Quantum mechanics is at the heart of our technology and economy (laser and transistor are quantum devices), but its full potential is far from being realized. Recent technological advances in optics, nanoscience, and engineering enable experimenters to create artificial structures or subject microscopic and mesoscopic systems to new manipulable conditions where quantum phenomena play a fundamental role.
Quantum technologies exploit these effects for practical purposes. Quantum science aims to discover, study, and control quantum effects at a fundamental level.

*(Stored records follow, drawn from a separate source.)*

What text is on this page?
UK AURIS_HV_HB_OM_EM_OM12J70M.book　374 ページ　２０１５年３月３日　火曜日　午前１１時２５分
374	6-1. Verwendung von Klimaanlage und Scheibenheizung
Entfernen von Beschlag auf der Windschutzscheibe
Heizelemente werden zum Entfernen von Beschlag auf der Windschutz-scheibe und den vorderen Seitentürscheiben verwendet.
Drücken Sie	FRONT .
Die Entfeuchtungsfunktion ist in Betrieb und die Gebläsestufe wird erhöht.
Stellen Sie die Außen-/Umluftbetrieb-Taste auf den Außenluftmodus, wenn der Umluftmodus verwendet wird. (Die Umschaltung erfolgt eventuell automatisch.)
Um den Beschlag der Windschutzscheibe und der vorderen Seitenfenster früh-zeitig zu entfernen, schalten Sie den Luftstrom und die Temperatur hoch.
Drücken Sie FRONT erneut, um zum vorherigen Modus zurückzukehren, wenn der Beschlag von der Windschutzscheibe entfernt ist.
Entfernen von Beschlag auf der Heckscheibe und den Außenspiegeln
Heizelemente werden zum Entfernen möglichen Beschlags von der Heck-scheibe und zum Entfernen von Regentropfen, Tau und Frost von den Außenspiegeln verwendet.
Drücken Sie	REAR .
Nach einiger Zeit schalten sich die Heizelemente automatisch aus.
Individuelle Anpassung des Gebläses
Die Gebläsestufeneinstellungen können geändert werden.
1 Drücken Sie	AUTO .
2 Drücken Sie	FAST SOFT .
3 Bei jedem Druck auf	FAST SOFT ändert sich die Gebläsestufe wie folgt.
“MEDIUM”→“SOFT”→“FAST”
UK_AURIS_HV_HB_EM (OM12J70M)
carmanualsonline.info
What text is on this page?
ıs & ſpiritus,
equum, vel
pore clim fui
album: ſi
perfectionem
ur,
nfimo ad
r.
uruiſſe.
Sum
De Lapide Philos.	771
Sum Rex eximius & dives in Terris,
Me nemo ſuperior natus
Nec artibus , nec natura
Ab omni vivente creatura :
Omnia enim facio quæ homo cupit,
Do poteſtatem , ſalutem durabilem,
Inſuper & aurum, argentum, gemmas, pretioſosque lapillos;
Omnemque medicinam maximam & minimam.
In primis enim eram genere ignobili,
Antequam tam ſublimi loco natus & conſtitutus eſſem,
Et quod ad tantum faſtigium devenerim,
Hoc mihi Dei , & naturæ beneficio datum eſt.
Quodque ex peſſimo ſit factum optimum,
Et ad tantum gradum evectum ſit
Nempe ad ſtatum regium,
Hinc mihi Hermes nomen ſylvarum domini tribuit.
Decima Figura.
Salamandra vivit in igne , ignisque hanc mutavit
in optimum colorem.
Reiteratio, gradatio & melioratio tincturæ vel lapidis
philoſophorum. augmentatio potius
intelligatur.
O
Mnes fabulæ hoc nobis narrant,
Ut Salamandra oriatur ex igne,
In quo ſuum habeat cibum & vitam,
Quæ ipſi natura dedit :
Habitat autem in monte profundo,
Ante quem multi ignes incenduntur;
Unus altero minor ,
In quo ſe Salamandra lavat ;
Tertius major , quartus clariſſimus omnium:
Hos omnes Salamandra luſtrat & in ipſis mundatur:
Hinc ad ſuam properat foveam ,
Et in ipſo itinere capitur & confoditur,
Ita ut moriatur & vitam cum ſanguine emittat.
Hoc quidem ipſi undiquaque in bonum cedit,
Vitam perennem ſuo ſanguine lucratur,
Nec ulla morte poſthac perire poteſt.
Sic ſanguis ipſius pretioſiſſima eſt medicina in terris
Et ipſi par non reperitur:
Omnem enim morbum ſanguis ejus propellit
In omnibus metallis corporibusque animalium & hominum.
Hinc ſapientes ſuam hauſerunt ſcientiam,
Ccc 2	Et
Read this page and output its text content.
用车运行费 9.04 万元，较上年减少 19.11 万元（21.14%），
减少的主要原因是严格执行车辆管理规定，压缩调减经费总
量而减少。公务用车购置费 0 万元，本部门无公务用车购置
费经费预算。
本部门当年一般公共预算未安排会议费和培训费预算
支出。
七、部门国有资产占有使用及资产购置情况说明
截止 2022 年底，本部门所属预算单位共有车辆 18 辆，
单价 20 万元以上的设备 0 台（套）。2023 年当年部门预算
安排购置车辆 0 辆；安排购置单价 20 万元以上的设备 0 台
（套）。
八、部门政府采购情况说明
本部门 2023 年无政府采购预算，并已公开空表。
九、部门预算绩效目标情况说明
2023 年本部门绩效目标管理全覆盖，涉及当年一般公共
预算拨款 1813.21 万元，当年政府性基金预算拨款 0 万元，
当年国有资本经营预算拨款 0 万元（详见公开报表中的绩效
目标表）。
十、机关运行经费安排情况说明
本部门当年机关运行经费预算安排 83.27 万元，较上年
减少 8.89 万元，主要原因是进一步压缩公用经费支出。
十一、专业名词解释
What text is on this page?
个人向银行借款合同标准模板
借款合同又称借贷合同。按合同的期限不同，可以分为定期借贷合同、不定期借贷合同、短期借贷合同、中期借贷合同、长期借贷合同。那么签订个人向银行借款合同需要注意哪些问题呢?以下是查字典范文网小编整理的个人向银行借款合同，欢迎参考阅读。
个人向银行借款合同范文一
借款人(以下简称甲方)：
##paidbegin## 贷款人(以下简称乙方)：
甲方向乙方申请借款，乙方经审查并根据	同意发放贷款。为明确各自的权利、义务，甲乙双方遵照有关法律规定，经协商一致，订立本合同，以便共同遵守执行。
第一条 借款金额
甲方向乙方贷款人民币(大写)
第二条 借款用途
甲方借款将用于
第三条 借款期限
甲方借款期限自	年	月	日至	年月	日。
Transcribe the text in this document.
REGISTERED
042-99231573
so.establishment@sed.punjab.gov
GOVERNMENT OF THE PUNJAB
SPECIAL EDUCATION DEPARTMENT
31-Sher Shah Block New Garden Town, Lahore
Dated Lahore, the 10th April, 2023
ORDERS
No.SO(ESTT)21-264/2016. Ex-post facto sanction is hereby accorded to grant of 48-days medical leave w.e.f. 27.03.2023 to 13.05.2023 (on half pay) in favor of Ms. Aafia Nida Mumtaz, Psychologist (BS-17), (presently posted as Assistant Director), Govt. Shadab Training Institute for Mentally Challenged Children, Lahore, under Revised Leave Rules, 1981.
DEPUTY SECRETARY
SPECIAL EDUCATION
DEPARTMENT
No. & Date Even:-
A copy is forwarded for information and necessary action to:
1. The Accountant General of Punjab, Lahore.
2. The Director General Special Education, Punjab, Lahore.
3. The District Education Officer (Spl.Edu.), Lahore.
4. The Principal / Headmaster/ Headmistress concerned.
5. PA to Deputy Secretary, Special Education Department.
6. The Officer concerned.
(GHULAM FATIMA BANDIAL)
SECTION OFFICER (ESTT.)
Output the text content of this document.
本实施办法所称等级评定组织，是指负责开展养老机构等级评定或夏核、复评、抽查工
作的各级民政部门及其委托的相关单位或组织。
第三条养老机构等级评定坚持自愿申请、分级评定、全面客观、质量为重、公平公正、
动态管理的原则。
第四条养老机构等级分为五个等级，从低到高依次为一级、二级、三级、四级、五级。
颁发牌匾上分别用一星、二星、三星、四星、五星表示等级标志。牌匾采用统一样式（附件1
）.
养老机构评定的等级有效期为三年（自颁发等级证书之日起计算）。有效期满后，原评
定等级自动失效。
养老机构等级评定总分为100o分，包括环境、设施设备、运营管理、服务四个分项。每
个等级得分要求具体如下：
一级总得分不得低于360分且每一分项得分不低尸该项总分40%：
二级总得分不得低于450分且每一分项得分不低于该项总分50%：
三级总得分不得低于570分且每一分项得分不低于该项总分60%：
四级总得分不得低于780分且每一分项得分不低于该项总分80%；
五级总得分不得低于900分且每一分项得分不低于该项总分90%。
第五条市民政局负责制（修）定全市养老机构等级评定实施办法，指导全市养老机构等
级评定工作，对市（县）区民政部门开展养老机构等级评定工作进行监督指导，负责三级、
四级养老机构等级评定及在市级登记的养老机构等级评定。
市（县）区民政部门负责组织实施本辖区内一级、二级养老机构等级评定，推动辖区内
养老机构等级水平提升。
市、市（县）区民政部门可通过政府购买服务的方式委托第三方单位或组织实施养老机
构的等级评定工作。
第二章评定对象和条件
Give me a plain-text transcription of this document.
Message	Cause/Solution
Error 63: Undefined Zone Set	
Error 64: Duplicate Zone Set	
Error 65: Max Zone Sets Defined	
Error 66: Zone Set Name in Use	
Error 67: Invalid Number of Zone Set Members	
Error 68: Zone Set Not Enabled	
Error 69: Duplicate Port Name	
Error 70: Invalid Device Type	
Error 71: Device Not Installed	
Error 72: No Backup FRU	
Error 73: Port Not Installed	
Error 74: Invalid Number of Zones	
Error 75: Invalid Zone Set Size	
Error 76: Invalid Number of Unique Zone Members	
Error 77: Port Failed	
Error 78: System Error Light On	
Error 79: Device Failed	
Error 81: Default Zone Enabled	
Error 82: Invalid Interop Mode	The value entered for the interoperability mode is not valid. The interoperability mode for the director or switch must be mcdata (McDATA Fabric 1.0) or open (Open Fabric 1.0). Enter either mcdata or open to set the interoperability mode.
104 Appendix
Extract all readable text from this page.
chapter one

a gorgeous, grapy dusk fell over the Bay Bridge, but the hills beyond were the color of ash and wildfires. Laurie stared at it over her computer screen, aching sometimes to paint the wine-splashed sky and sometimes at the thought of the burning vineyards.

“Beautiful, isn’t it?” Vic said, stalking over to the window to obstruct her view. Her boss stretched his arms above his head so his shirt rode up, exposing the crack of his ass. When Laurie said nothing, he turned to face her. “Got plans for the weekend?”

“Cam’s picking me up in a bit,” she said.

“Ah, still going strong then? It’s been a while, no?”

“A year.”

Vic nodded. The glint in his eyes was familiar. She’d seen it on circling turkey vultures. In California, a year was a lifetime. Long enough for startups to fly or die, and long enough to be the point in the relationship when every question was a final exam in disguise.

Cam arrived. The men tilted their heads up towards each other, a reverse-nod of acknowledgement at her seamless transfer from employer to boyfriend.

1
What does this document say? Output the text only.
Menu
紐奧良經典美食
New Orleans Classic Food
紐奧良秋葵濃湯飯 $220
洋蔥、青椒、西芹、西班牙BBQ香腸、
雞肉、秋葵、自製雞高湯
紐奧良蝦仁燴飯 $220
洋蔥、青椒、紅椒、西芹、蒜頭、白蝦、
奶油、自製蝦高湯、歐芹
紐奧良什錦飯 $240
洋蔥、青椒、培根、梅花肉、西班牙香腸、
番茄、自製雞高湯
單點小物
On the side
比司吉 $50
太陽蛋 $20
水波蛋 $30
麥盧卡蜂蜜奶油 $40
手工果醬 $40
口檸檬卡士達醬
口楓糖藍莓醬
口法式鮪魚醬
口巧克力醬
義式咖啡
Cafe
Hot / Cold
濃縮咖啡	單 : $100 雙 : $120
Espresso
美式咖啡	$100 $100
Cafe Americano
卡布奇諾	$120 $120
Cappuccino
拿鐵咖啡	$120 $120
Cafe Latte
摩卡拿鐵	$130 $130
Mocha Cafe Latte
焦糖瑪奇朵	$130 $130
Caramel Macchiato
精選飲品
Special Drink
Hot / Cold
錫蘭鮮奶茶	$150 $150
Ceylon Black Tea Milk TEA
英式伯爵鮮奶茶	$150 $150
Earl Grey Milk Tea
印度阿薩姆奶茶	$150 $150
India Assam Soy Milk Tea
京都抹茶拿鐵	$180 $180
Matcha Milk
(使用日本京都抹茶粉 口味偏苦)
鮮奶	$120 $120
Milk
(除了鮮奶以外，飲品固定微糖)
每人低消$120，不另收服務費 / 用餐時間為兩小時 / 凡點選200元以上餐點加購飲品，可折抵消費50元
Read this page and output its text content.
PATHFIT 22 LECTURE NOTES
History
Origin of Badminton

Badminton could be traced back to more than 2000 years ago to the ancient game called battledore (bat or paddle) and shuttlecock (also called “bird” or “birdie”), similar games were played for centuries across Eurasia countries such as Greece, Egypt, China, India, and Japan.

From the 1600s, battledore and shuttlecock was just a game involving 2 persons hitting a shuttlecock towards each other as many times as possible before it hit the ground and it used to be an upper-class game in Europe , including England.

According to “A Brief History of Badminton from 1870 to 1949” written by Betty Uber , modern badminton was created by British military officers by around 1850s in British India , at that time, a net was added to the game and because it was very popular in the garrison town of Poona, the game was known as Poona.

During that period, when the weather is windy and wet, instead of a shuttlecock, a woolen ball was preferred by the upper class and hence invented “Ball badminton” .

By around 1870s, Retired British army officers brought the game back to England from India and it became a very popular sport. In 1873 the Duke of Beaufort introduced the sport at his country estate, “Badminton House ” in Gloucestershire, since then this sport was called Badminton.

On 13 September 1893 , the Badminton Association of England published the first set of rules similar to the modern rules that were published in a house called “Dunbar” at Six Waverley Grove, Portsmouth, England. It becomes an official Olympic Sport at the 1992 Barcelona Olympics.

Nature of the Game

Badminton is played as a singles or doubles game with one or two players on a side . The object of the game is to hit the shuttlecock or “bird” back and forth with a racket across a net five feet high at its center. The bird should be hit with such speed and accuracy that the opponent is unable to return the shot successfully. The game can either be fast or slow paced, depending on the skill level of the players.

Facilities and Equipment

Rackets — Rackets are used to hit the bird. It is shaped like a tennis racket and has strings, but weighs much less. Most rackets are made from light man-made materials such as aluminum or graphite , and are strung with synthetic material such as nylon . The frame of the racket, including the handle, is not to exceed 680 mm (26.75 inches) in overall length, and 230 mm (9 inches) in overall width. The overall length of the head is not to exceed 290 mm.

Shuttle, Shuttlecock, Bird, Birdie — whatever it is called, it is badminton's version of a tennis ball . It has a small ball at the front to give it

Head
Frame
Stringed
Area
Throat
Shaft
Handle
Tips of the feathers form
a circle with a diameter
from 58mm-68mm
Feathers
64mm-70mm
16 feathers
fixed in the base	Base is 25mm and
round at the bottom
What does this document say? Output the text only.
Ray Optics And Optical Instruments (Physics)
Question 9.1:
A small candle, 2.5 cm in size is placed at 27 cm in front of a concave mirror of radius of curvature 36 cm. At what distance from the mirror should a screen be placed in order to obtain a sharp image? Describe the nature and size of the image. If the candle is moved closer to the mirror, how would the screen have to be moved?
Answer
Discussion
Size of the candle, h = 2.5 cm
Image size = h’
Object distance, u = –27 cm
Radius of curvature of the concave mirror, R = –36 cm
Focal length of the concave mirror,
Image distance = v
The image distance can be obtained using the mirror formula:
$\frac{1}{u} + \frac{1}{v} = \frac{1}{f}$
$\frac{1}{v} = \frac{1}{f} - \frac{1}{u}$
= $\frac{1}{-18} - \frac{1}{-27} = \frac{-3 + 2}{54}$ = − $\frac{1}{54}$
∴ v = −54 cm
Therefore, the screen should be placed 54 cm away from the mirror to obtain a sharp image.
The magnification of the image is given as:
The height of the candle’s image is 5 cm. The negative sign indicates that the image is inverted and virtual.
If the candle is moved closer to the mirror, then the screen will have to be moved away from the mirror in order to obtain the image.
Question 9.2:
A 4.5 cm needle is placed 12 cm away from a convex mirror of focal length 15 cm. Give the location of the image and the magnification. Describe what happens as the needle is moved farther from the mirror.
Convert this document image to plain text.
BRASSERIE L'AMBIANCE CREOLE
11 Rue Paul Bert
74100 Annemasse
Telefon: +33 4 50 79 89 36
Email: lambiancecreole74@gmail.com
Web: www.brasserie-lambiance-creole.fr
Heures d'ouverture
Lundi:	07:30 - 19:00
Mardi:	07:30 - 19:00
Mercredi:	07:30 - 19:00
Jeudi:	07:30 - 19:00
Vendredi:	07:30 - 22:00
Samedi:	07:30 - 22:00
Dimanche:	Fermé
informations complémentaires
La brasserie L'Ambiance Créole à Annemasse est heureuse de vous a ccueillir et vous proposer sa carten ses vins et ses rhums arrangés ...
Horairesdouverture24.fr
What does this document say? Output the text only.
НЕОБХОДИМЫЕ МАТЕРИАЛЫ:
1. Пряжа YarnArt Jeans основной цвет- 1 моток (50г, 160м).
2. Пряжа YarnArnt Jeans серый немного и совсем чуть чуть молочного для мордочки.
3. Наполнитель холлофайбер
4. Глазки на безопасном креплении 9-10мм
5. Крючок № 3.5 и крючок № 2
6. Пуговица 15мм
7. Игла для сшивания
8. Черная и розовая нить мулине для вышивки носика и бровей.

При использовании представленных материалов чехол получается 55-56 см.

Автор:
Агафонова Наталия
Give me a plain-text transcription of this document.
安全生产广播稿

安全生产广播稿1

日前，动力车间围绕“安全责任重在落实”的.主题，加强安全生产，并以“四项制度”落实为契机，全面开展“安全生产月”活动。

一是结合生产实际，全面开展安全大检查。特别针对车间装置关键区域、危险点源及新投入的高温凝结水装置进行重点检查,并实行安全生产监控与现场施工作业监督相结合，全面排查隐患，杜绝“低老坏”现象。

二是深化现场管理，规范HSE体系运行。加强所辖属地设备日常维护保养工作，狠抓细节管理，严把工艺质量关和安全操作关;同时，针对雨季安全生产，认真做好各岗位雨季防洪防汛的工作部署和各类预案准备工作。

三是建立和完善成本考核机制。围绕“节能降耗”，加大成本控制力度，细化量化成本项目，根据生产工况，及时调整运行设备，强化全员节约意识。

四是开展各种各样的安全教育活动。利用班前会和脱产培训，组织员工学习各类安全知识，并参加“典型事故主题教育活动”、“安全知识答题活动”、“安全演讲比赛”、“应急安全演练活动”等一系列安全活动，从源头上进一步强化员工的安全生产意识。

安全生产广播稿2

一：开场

These are two sides of a virtuous circle: new technologies lead to the discovery and study of new phenomena that will lead to new technologies.
Our goal is to control and understand quantum phenomena at the multidisciplinary intersection of Quantum Information, Quantum Optics, Cold Atoms, Quantum Control, Spintronics, Quantum Metrology, Atomic Interferometry, Superconducting Qubits and Circuit QED, and Foundations of Quantum Mechanics.
The QUINST team comprises principal investigators Iñigo L. Egusquiza and Mikel Sanz, along with Xi Chen, Gonzalo Muga, Enrique Rico, and Liano Wu.”
This activity focuses on the tasks necessary to characterize and improve quantum algorithms and processes and search for their applications in industrial processes, finance, logistics, AI, quantum chemistry, among others. It consists of the following tasks:
- Development of mathematical tools for the analysis of the properties of quantum algorithms. In particular, the use of operator theory will be studied to bound errors in approximate quantum algorithms, and quantum channel theory will be employed to analyze the convergence of heuristic algorithms, such as quantum genetic algorithms.
- Analyse alternative quantum computing paradigms in NISQ processors against control errors, coherence errors, cross-talk, etc. In this context, the development of new “self-protected” quantum algorithms like Shor or Grover will be studied, as well as simulations and quantum AI software more resilient to errors.
- Optimization and acceleration of adiabatic-type algorithms using quantum control techniques or “adiabatic shortcuts,” introducing iterative and adaptive methods that only use knowledge of the initial and final Hamiltonians, and artificial intelligence and machine learning techniques to optimize speed and robustness against errors.
- Development of industrial applications and use cases for quantum algorithms, particularly in finance, logistics, artificial intelligence, and quantum chemistry, among others.
- Application of quantum algorithms (free from sign problems and other difficulties of classical computing) to the simulation of models of interest in nuclear and high-energy physics. Specifically, problems of many strongly correlated bodies with dynamic abelian and non-abelian gauge degrees of freedom and their application to the study of gauge theories.